On August 23 and August 24, the Genitourinary Development Molecular Anatomy Project (GUDMAP), a consortium of laboratories coordinated by the USC Information Sciences Institute (ISI), held an online ceremony to celebrate the project’s 15 years of work. Over that period, member research groups have gathered information about the genetic profiles and molecular structures that characterize the cells that make up the organs of the genitourinary tract, which includes the reproductive and urinary systems.
The two-day symposium, named the GUDMAP Jamboree, brought together 190 attendees, including scientists and researchers in the field. The event, which took place over Zoom, featured talks from guest speakers, presentations from GUDMAP investigators on their research, and open discussions about important research topics.
“It was really special to be able to bring together so many people across this research community to celebrate the contributions that GUDMAP has made to drive important research,” said Cris Williams, GUDMAP consortium coordinator and a member of USC ISI, who organized the event with the help of a program committee consisting of GUDMAP members and other individuals in the urogenital research community.
All of the sequencing and imaging data collected by research groups within the GUDMAP consortium is made publicly available online via the GUDMAP repository, with the aim of sharing this knowledge with the greater research community to support and stimulate research into the genitourinary tract. The repository is maintained and continually extended to support new and cutting edge data and technologies by Hongsuda Tangmunarunkit (technical project lead) and Laura Pearlman (data scientist) of USC ISI.

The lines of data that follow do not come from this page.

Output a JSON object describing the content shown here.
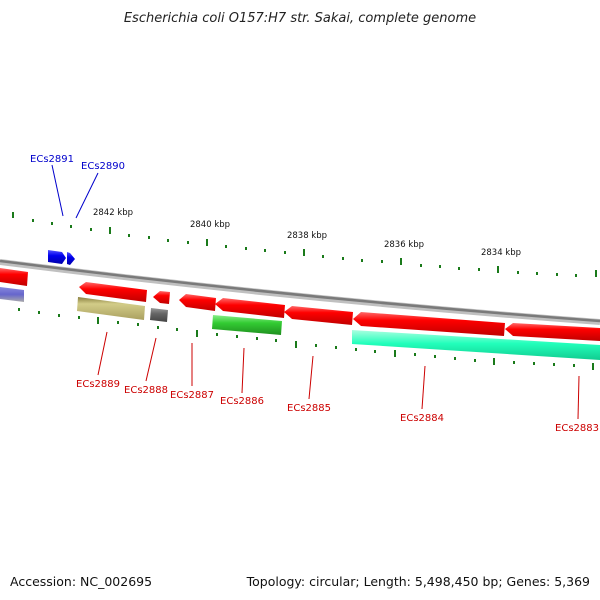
{
  "header": {
    "title": "Escherichia coli O157:H7 str. Sakai, complete genome"
  },
  "footer": {
    "accession": "Accession: NC_002695",
    "summary": "Topology: circular; Length: 5,498,450 bp; Genes: 5,369"
  },
  "kbp_labels": [
    "2842 kbp",
    "2840 kbp",
    "2838 kbp",
    "2836 kbp",
    "2834 kbp"
  ],
  "genes_top": [
    {
      "id": "ECs2891",
      "color": "#0000cc"
    },
    {
      "id": "ECs2890",
      "color": "#0000cc"
    }
  ],
  "genes_bottom": [
    {
      "id": "ECs2889",
      "color": "#cc0000"
    },
    {
      "id": "ECs2888",
      "color": "#cc0000"
    },
    {
      "id": "ECs2887",
      "color": "#cc0000"
    },
    {
      "id": "ECs2886",
      "color": "#cc0000"
    },
    {
      "id": "ECs2885",
      "color": "#cc0000"
    },
    {
      "id": "ECs2884",
      "color": "#cc0000"
    },
    {
      "id": "ECs2883",
      "color": "#cc0000"
    }
  ],
  "colors": {
    "backbone": "#8a8a8a",
    "tick": "#1a7a1a",
    "cds": "#ff0000",
    "gene_blue": "#0000ee",
    "gene_purple": "#6666cc",
    "gene_olive": "#bdb76b",
    "gene_gray": "#666666",
    "gene_green": "#33cc33",
    "gene_teal": "#22ffbb"
  }
}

“The genitourinary tract is an organ system that has broad and really prevalent impacts on human health,” said Carl Kesselman, a professor of industrial and systems engineering at USC Viterbi, the director of the Informatics Systems Research Division at USC ISI, and the principal investigator for GUDMAP’s Coordinating Center.
“Understanding the molecular anatomy of this organ system is crucial in understanding the processes that lead to defects or disease,” Kesselman said. “The ultimate vision of GUDMAP is to provide critical tools that will enable a global community of research to gain new understanding of how these organs work, with the goal of developing new approaches to preventing and treating disease.”
Since 2016, USC ISI has played an important role in the project. The Coordinating Center, a collaboration between USC and Brigham and Women’s Hospital in Boston, maintains the GUDMAP repository and facilitates frequent communication and collaboration between GUDMAP researchers and the broader research community.
“By enabling active communication amongst a wide community of scientists and providing researchers with access to an organized, usable database, we’re helping to accelerate the rate of research and discovery in a really meaningful way,” said Kesselman, an internationally renowned computer scientist who holds the William M. Keck Chair in Engineering.
Funded by the National Institutes of Health (NIH), GUDMAP has already proven a valuable resource for a multitude of research projects. Among its many resources: a molecular atlas of gene expression for the developing organs of the GU tract; a high-resolution molecular anatomy that highlights the development of the GU system; rapid access to primary data via the GUDMAP database.
For Chad Vezina, a professor in the department of comparative biosciences at the University of Wisconsin, Madison, and the principal investigator of the Vezina Lab, GUDMAP’s repository has been instrumental in his laboratory’s efforts to find new therapies for aging-related urinary disorders in men.
“GUDMAP houses very rare data on prostate specimens, and my lab members have relied on the database to identify differences between healthy and diseased prostate tissue to formulate hypotheses about factors that cause disease,” Vezina said. “It can be difficult to find reliable and trustworthy data for research, but the heavy emphasis GUDMAP places on data integrity and accessibility means I know I can always trust data in the GUDMAP database.”
GUDMAP is committed to continuing to serve as a resource for researchers to find usable data.
“The importance of being able to find and share data amongst research groups is being increasingly recognized,” Kesselman said. “By coordinating this project, USC ISI is at the center of this effort to empower global research communities to explore an organ system with really broad impacts on human health.”